The Cathar glanced back toward the table and waved his paw in a gesture of dismissal. "Bah. Simple spells and sorcery."

He sniffed irritably. "Relearning what I have unlearned."

Loath to reveal anything further, the Cathar fell silent. The humiliation of being a mere acolyte once more left a simmering anger in his gut, heightened to rage if any dared to bring up the embarrassment.

Ten years in a cellblock isolated from the galaxy honed some skills, let others rot away. Performance of the more mystical arts of the Sith could hardly be studied in the confines of a windowless prison, absent any connection to the Force. He doubted the female cared for rubbing her nose in old scrolls. She had the smell of one who preferred action.

[member="Blackthorne"]
 

Blackthorne

She of the Trillion Thorns
Intrigued, a faint brow lofted, eyes canted towards the discarded tome. It was true, Dahl was not nearly so scholarly as her brother [member="Greyhide"], but for spells and sorcery she had an innate curiosity. Call it genetic, she supposed - the predisposition for the art was in her blood. Generations of spell weavers and sorcerers didn't disappear with one single child.

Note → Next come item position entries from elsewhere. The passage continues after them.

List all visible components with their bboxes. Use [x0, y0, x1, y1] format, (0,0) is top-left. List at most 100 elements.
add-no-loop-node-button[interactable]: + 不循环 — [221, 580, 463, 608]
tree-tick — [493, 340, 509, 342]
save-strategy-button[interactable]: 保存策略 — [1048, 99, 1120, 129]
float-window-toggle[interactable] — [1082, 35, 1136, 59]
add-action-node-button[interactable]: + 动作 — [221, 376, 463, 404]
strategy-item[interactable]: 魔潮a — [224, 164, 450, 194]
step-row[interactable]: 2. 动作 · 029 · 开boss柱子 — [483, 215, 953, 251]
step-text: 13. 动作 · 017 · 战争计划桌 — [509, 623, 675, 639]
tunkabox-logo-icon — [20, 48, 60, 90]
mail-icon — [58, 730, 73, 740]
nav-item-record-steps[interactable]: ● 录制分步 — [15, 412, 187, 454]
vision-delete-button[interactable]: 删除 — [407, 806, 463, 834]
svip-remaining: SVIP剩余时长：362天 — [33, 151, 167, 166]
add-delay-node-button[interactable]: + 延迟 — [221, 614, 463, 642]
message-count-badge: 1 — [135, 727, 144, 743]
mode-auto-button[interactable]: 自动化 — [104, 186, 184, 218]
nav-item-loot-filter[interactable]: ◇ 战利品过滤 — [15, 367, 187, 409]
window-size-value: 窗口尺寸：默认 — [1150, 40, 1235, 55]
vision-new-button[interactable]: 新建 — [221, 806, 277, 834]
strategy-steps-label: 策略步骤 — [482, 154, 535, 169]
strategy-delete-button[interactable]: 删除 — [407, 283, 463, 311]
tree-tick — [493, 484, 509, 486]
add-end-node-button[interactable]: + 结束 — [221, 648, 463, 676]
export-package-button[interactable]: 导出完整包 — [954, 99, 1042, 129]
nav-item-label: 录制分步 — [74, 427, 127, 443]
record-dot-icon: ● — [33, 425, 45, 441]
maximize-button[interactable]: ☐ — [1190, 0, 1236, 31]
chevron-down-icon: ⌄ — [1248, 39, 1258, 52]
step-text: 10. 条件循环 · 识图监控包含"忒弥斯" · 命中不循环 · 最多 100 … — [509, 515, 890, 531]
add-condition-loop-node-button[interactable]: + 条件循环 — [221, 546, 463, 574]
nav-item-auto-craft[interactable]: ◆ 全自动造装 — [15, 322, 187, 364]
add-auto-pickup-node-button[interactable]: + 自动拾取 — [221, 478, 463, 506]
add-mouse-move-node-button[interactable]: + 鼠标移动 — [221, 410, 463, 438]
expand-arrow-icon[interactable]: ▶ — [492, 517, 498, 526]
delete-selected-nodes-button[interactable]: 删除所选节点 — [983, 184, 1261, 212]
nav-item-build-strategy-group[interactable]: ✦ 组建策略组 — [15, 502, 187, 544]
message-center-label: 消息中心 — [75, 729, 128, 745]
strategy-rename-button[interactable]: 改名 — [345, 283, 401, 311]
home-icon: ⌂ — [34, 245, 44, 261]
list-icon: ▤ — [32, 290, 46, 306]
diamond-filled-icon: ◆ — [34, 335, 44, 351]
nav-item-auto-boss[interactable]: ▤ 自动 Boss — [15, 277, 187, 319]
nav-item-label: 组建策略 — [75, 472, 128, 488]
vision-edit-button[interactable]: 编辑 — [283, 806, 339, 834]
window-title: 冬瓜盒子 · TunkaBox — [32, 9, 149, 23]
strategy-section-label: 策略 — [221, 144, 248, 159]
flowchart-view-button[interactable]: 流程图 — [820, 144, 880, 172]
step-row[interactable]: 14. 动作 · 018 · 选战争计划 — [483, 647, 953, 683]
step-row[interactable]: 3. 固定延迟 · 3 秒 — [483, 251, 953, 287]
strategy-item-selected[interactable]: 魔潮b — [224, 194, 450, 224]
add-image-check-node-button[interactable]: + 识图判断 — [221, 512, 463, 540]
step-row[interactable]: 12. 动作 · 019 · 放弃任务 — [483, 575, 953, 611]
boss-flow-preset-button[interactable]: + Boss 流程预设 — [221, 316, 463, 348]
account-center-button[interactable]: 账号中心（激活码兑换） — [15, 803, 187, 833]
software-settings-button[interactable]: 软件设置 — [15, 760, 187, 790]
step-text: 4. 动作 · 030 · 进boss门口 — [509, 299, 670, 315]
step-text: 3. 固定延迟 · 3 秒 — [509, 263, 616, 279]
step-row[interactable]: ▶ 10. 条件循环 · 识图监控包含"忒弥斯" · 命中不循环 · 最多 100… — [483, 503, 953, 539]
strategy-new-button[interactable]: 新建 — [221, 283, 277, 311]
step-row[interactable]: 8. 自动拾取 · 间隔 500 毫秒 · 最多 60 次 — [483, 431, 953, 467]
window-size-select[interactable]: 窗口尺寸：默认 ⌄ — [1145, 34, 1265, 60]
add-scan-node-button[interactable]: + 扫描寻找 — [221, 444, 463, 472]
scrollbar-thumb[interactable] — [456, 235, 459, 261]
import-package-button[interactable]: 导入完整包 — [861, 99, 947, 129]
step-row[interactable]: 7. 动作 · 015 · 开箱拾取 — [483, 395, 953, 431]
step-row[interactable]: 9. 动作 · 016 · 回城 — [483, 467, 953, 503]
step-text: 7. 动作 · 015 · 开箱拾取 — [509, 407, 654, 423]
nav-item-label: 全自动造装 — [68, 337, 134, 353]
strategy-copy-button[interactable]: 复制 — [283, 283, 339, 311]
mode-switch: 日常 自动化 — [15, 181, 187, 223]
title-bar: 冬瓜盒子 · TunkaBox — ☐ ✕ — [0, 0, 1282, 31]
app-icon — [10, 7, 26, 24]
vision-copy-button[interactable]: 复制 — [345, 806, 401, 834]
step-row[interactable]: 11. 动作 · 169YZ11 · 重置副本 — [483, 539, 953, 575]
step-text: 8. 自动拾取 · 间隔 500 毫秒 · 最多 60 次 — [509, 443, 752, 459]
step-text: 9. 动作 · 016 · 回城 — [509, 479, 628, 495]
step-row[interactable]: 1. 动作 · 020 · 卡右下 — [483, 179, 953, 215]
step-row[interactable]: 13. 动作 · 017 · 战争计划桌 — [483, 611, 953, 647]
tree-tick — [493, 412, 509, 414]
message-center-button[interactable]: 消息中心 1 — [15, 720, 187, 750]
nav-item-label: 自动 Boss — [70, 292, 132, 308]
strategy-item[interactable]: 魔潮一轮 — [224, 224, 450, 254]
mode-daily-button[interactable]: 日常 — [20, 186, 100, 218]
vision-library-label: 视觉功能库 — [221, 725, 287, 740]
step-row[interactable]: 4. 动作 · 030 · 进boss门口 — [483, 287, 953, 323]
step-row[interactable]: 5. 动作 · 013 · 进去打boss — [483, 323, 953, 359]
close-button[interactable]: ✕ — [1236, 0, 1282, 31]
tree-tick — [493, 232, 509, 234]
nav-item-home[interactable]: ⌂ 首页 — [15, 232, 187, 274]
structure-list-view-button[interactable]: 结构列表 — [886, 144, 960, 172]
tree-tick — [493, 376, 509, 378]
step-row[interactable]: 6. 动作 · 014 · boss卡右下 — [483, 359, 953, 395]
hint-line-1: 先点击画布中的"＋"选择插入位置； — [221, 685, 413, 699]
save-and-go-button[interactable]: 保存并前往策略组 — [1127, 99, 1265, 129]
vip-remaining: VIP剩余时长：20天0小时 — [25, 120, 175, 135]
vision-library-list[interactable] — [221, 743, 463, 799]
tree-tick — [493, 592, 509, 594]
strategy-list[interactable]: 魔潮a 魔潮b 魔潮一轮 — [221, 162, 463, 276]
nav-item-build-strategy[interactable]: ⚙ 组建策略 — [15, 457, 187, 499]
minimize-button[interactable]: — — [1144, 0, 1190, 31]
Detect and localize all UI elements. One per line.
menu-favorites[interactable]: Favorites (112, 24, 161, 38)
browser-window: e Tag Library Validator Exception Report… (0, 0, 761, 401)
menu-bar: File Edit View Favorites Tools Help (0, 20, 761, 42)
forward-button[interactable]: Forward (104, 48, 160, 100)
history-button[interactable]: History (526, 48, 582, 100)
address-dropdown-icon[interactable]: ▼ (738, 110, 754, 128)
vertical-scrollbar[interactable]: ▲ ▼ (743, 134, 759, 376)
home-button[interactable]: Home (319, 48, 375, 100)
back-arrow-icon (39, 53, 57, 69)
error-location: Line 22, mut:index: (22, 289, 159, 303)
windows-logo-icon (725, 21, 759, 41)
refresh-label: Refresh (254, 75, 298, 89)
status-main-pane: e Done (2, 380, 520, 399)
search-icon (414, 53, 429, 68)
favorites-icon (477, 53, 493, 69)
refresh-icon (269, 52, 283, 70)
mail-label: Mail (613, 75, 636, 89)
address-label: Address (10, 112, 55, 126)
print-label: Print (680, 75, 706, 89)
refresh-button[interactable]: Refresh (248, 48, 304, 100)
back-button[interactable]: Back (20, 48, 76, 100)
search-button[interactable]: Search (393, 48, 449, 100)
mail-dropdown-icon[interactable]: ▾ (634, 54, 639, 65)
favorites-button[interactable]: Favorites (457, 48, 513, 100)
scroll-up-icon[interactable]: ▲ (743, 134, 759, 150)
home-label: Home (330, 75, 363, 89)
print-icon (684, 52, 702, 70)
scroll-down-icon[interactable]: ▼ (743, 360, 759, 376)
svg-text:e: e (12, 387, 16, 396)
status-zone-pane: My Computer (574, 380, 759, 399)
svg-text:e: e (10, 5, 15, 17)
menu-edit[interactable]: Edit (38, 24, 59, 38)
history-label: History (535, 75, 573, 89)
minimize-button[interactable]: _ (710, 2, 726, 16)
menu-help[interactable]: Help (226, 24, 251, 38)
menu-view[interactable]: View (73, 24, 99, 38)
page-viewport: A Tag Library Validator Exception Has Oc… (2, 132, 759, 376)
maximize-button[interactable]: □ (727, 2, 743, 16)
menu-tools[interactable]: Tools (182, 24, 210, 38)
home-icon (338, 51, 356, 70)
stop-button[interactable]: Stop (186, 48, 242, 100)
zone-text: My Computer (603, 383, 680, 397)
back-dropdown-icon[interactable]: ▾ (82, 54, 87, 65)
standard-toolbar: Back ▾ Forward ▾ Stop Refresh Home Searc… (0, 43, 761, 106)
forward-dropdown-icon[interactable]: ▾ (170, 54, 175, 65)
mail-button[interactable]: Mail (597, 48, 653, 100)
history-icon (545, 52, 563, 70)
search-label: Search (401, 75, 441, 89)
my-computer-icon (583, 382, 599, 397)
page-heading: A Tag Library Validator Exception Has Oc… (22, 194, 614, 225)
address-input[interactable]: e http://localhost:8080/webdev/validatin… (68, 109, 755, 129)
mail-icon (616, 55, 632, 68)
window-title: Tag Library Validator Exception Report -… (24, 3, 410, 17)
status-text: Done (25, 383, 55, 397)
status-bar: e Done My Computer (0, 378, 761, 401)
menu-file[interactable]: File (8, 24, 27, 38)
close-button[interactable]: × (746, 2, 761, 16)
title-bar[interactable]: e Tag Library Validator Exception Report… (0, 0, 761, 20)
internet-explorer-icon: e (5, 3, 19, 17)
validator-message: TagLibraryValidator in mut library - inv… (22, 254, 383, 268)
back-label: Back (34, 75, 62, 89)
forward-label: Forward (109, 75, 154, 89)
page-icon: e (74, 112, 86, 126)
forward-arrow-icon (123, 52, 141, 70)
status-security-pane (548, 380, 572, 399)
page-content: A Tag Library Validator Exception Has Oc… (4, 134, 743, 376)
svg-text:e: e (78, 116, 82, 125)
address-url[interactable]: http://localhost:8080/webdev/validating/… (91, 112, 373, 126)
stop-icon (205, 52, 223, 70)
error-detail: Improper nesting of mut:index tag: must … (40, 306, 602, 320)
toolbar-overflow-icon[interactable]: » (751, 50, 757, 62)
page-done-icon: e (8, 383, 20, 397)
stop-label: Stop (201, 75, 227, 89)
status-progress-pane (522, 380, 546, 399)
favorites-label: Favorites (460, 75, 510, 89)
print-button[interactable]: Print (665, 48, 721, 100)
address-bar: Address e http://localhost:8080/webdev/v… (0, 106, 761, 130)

Then there was her newest Master - rife with powers and abilities to spare. If Dahl hadn't been interested before, the possession by the Dreadlady certainly had cemented the curiosity.

"My mother is an Elementalist," she began, "among other things. Like the Dathomirian Witches and Nightsisters." Might've been a bit of hunger there in her gaze for the lore contained in his book, "I would have liked to learn more." Then a tick of expression, confusion in the youthful face as her eyes peeled from the pages and back to the Cathar's face, "Why do you have to relearn it? Does it go away?"

[member="Thengil Ri'Shajirr"]
 
He had, of course, wandered off into the stacks. Places such as this were a drug of sorts for his intellect, but his ear was with [member="Blackthorne"], always monitoring. Just in case, though he had stopped his slow move-about, when [member="Thengil Ri'Shajirr"] and his sister had started interacting, diverting attention away from the book he had taken into his hands, and snaking around the corner of a stack to observe at a distance. He remained there until the book came into play, until it was confirmed that what they were looking for had been found.

Then... then, Dahn wound his wound his way back around, through the stacks, to reappear at Dahl's side, at some point leaving the book he held on a shelf, on his way. He said nothing when he emerged from the stacks, interested instead in hearing his sister be civil, and putting eyes on the Cathar, observing as he always did, after they drifted over the body of the found book. He effected a lean against a table, but kept tabs on his twin in the back of his mind. She was without the protection a heat cell provided, and the concern clung to what stood as a conscience in his psyche.

Even with his heat cell still functioning, he wasn't enamoured with the idea of remaining on this frigid iceball any longer than necessary, now that they had what they were after, but... well, this was interesting to watch.